GCR 1963, 527.6 allows a trial court to order remittitur where the verdict is excessive and not supported by the evidence. As observed by this Court in Burnett v Mackworth G Rees, Inc, 109 Mich. App. 547, 552-554; 311 NW2d 417 (1981):

"In reviewing the decision of a trial judge to either grant or deny a remittitur or a new trial, this Court must determine whether or not there has been an abuse of discretion. Pippen v Denison Division of Abex Corp, 66 Mich. App. 664; 239 NW2d 704 (1976), lv den 399 Mich. 823 (1977). Where there are no other errors in the trial, remittitur can be ordered only if the verdict is so excessive as to `shock the judicial conscience'. Id., 674.

* * *

"In the absence of any definitive test for determining excessiveness of a verdict, the question apparently turns on the facts of each case and the feeling of the appellate court viewing those facts. This subjective test, often phrased as that which `shocks the judicial conscience', is often tempered by an appellate court's reluctance to interfere with a jury's disposition of a case."

While it is possible that the jury added ups *421 plaintiff's loss of salary for two years and neglected to subtract his earnings for those years as a setoff, the jury could also have reached its verdict by way of compromise. We note that the present uncertainty could have been obviated had the jury been required to return a special verdict. GCR 1963, 514.

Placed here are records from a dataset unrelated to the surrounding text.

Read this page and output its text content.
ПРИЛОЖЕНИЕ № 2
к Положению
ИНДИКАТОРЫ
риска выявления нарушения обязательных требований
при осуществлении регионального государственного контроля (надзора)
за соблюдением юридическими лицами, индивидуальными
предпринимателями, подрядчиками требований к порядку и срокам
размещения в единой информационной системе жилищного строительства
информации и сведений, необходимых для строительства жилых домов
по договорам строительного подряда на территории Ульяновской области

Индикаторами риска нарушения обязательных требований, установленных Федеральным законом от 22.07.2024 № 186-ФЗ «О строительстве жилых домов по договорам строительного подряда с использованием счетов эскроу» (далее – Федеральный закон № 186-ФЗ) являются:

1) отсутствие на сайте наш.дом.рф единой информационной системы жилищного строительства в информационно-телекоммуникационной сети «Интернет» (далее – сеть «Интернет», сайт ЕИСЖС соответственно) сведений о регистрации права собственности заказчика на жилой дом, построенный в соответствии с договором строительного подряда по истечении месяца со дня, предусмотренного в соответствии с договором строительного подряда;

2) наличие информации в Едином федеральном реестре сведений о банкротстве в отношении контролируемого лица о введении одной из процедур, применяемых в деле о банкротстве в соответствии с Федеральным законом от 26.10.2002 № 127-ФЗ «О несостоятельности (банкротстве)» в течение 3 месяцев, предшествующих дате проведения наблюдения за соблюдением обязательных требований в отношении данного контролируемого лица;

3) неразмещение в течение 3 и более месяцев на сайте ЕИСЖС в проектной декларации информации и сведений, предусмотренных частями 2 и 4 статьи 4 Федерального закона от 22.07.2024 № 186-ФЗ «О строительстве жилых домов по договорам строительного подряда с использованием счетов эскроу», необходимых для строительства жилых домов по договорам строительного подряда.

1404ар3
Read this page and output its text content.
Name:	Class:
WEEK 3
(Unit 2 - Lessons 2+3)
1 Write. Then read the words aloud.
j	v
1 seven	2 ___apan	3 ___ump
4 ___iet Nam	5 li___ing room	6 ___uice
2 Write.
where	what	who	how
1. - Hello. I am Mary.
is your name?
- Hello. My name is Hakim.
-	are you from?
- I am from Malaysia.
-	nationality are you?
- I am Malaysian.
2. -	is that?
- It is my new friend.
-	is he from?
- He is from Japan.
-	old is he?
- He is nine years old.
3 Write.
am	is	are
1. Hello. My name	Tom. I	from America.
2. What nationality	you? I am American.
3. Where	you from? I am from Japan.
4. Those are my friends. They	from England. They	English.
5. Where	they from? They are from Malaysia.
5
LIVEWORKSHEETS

When ruling on a motion for remittitur, the trial judge is not authorized to conduct a de novo review of the jury's verdict. Pippen, supra, p 674. There is no requirement that a jury verdict be subjected to some sort of logical scrutiny analysis. Indeed, such a requirement should assiduously be avoided. Because the verdict is supported by evidence and does not "shock the judicial conscience", the trial judge abused his discretion by granting remittitur. We therefore order the original verdict reinstated.

Affirmed in part and reversed in part. Neither side is awarded costs.

NOTES

[*] Circuit judge, sitting on the Court of Appeals by assignment.